La S.A.R.L. EPC ENERGIE CONSEIL condamnée aux dépens, devra payer à Madame [S] [H] et Monsieur [U] [H], au titre des frais exposés par eux et non compris dans les dépens, une somme qu’il est équitable de fixer à 3 000 euros.
N° RG 25/03075 – N° Portalis DB2N-W-B7J-ITVD
3°) Sur l’exécution provisoire
Aux termes de l’article 514 du code de procédure civile, applicable aux instances engagées à compter du 1er janvier 2020, « Les décisions de première instance sont de droit exécutoires à titre provisoire à moins que la loi ou la décision rendue n’en dispose autrement. »

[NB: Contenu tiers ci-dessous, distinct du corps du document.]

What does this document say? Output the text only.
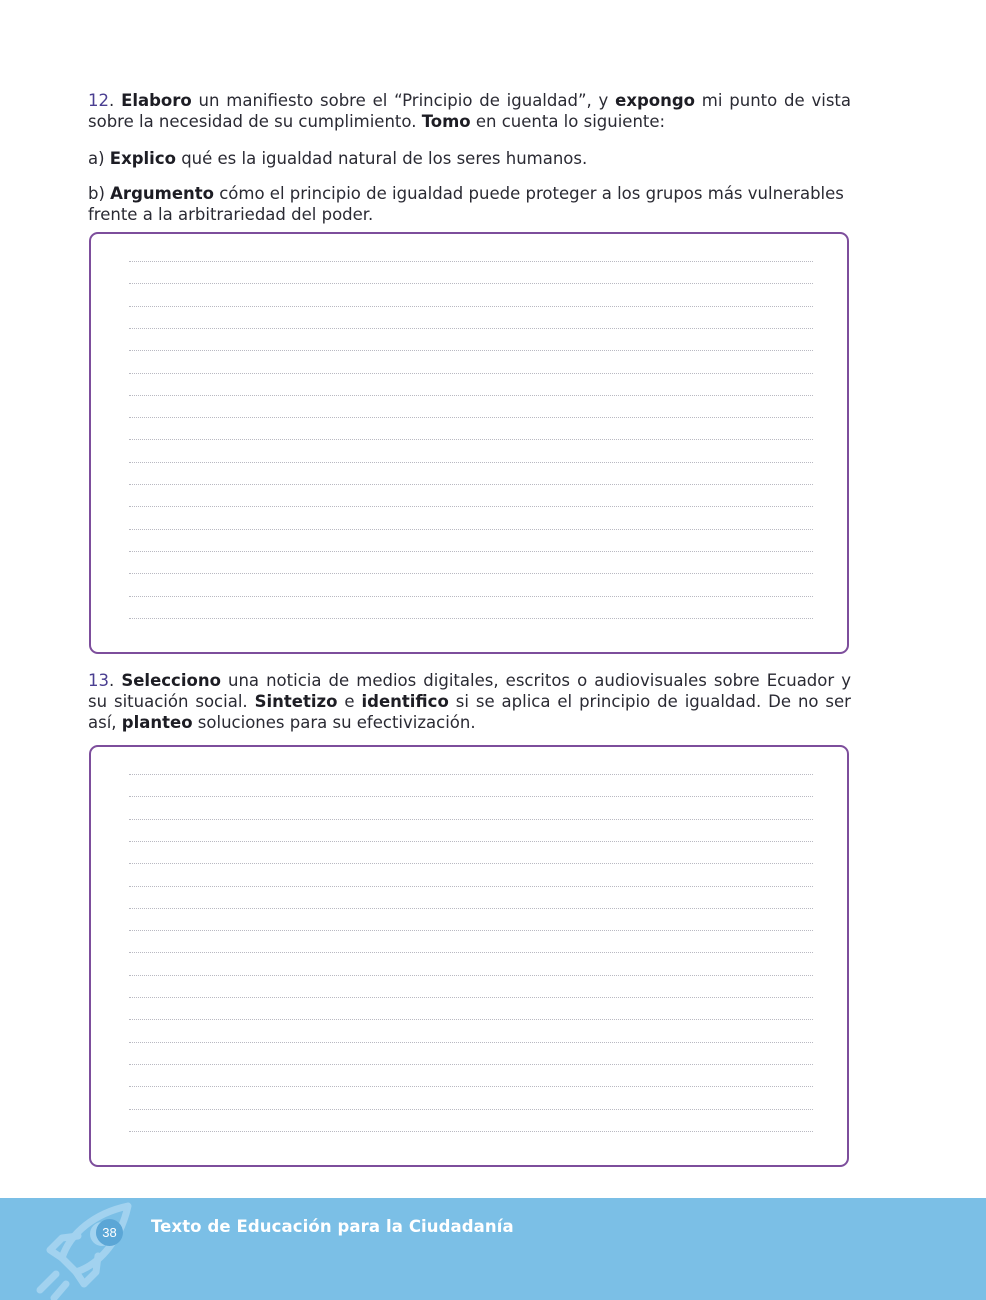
12. Elaboro un manifiesto sobre el “Principio de igualdad”, y expongo mi punto de vista sobre la necesidad de su cumplimiento. Tomo en cuenta lo siguiente:
a) Explico qué es la igualdad natural de los seres humanos.
b) Argumento cómo el principio de igualdad puede proteger a los grupos más vulnerables frente a la arbitrariedad del poder.
13. Selecciono una noticia de medios digitales, escritos o audiovisuales sobre Ecuador y su situación social. Sintetizo e identifico si se aplica el principio de igualdad. De no ser así, planteo soluciones para su efectivización.
38	Texto de Educación para la Ciudadanía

En conséquence, la présente décision est exécutoire de droit.
PAR CES MOTIFS
Le Tribunal, statuant publiquement, suivant mise à disposition de la décision par le greffe, par décision réputée contradictoire et en premier ressort,
DÉCLARE la S.A.R.L. EPC ENERGIE CONSEIL responsable des préjudices subis par Madame [S] [H] et Monsieur [U] [H] du fait des désordres et non conformités affectant les travaux de rénovation de la salle de bains, sur le fondement de la responsabilité contractuelle de droit commun ;
CONDAMNE la S.A.R.L. EPC ENERGIE CONSEIL à payer à Madame [S] [H] et Monsieur [U] [H], au titre des travaux de reprise, la somme de 17 233,44 € HT (DIX SEPT MILLE DEUX CENT TRENTE TROIS EUROS ET QUARANTE QUATRE CENTIMES) avec indexation sur l’indice BT01 du coût de la construction entre la date du rapport de l’expert, le 12 décembre 2024, et celle du présent jugement et avec application de la TVA en vigueur ;
CONDAMNE la S.A.R.L. EPC ENERGIE CONSEIL à payer à Madame [S] [H] et Monsieur [U] [H] la somme de 1750 € (MILLE SEPT CENT CINQUANTE EUROS) au titre de leur préjudice de jouissance ;
CONDAMNE la S.A.R.L. EPC ENERGIE CONSEIL à payer à Madame [S] [H] et Monsieur [U] [H] la somme de 3 000 € (TROIS MILLE EUROS) sur le fondement des dispositions de l’article 700 du code de procédure civile ;
CONDAMNE la S.A.R.L. EPC ENERGIE CONSEIL aux entiers dépens, en ce compris les frais d’expertise judiciaire ;
RAPPELLE que l’exécution provisoire est de droit.